Я подумала опять о Расщепее — его уже тоже не было, но сколько огней и вешек оставил он мне в жизни, обозначив ими ложные переходы, опасные места и мели! Нет, море и жизнь вокруг меня не были пусты.
На пароходе с левого борта зажгли красный ходовой фонарь, и, как бы в ответ, над горизонтом, в светлом еще небе, сперва слабо, а потом все сильнее и напряженней разгораясь, налилась звезда, алая, как кровинка. Она катилась за пароходом, крупная, накаленная и одинокая; она словно увязалась за нашим кораблем, который плыл туда, где, я знала, завтра встанет из моря новый для меня, никогда не виданный берег. И, глядя на эту красную, сопровождавшую нас в море звезду, я вспомнила…
— Амед! — закричала я, схватив его за рукав, — Амед, скорее!.. Какое сегодня число?
— Сейчас будем считать, — сказал Амед весело. — Семнадцатое число — в кино был, восемнадцатое — в Зоологический ходил, девятнадцатое — билет получил, двадцатое — я еще в Москве был, цирк смотрел, двадцать первое — в поезде ехал, двадцать второе — тоже ехал, сегодня число будет двадцать третий номер.

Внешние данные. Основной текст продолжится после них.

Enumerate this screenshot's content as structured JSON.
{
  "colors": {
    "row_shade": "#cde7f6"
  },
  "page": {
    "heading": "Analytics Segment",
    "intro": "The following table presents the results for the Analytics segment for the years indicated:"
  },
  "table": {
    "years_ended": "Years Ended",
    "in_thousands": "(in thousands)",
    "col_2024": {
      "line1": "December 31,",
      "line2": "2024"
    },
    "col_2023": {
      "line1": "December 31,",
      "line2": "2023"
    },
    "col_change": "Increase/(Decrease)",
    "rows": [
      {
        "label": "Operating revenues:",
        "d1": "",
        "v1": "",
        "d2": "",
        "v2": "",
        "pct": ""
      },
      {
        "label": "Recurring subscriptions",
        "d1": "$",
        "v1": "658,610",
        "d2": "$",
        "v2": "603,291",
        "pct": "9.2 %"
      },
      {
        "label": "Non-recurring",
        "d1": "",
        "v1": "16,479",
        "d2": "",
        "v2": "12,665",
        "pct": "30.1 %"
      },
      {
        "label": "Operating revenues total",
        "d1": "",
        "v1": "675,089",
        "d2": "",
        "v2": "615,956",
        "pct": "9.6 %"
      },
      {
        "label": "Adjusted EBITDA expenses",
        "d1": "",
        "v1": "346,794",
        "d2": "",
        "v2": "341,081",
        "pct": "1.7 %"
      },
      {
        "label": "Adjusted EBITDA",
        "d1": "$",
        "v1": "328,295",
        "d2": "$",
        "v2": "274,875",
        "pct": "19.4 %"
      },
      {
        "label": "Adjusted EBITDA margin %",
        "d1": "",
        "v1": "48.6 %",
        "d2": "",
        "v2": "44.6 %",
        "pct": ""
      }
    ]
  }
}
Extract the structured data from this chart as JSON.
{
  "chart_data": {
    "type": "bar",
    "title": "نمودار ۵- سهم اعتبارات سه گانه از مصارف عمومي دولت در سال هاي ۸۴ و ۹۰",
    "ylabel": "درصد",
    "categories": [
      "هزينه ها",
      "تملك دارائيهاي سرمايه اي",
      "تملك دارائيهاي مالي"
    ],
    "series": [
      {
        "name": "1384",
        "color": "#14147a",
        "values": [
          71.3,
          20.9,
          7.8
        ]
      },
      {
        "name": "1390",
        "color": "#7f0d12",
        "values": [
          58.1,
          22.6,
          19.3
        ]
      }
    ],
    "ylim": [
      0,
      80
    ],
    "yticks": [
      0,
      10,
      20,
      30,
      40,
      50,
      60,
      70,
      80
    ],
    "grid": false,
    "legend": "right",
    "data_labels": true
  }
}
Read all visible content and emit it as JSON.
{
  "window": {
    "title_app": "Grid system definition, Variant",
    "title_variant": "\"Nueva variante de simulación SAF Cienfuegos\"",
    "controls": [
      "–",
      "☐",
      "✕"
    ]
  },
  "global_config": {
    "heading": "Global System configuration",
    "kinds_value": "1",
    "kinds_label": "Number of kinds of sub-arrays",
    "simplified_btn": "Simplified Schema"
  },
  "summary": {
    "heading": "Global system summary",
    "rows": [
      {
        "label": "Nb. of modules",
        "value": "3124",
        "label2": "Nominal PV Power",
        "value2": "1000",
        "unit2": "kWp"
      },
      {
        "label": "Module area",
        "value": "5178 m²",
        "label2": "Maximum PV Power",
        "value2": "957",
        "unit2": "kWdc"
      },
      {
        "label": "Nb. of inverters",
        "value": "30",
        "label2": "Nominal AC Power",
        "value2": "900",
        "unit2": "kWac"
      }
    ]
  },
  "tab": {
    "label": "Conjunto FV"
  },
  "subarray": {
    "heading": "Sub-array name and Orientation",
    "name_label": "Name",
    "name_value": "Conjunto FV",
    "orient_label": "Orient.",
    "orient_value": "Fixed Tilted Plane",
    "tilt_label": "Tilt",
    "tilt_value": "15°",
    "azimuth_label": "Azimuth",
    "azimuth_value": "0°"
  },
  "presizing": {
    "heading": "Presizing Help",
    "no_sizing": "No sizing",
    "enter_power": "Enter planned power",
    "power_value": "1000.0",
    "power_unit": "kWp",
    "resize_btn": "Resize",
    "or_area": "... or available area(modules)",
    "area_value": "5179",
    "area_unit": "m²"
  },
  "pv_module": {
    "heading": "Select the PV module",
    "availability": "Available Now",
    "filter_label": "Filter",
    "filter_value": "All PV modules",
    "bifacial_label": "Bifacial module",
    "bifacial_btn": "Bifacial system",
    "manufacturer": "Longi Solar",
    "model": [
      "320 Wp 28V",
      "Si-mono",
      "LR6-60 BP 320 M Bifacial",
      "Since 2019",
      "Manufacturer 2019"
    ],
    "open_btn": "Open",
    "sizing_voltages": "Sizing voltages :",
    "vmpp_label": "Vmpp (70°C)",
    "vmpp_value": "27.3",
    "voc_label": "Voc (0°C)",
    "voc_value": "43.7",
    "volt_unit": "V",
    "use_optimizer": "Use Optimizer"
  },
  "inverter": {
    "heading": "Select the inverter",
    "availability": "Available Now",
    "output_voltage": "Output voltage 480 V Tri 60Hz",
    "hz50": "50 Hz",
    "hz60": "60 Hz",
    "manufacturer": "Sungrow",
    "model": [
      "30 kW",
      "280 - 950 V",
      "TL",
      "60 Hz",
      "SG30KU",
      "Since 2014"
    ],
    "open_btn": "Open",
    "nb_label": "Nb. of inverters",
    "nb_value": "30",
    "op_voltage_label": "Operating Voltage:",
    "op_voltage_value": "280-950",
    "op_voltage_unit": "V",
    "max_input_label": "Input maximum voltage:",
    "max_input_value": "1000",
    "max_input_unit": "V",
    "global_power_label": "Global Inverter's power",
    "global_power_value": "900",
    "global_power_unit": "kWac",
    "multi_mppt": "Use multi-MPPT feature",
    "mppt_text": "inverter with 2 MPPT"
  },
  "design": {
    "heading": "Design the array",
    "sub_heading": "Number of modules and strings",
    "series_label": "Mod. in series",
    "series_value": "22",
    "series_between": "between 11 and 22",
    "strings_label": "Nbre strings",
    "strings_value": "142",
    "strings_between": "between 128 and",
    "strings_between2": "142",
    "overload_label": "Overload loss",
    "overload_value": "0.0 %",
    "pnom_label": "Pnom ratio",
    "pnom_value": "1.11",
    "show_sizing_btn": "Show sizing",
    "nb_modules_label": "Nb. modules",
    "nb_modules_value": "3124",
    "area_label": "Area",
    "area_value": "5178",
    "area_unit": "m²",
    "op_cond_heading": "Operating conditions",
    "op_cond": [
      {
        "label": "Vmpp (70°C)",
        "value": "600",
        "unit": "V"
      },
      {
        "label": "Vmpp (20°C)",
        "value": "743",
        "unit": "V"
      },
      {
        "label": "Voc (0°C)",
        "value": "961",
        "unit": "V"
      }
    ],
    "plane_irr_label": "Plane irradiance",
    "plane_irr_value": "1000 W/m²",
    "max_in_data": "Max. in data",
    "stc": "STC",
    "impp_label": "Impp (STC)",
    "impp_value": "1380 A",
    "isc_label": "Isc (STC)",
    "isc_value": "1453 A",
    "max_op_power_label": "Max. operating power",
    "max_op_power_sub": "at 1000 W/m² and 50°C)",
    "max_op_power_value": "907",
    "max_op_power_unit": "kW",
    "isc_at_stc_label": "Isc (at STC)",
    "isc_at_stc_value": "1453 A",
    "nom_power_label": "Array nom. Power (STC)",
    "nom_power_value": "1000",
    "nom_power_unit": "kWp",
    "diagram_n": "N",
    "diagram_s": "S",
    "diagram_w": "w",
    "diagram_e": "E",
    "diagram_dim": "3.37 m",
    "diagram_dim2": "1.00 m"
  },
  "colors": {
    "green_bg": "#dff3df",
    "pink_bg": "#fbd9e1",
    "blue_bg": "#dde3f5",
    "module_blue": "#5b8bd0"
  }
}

Это было 23 июля — это был день великого противостояния Марса.
В этот самый день, как я прочла потом в научном отделе одного журнала, наши астрономы обнаружили в спектре атмосферы Марса полосу хлорофилла — очень важного вещества, без которого и трава не растет Если это так, значит, и на Марсе есть жизнь!
1939–1940
Книга вторая
Свет Москвы
Глава 1
Канун летнего солнцестояния
Не знаю, как там у них на Марсе, но на Земле у нас жизнь была в этот вечер чудо как хороша! Трубили горны, били барабаны в подмосковных лесах. Из походов возвращались в лагеря пионеры. И с голоса их училось новым песням переимчивое эхо.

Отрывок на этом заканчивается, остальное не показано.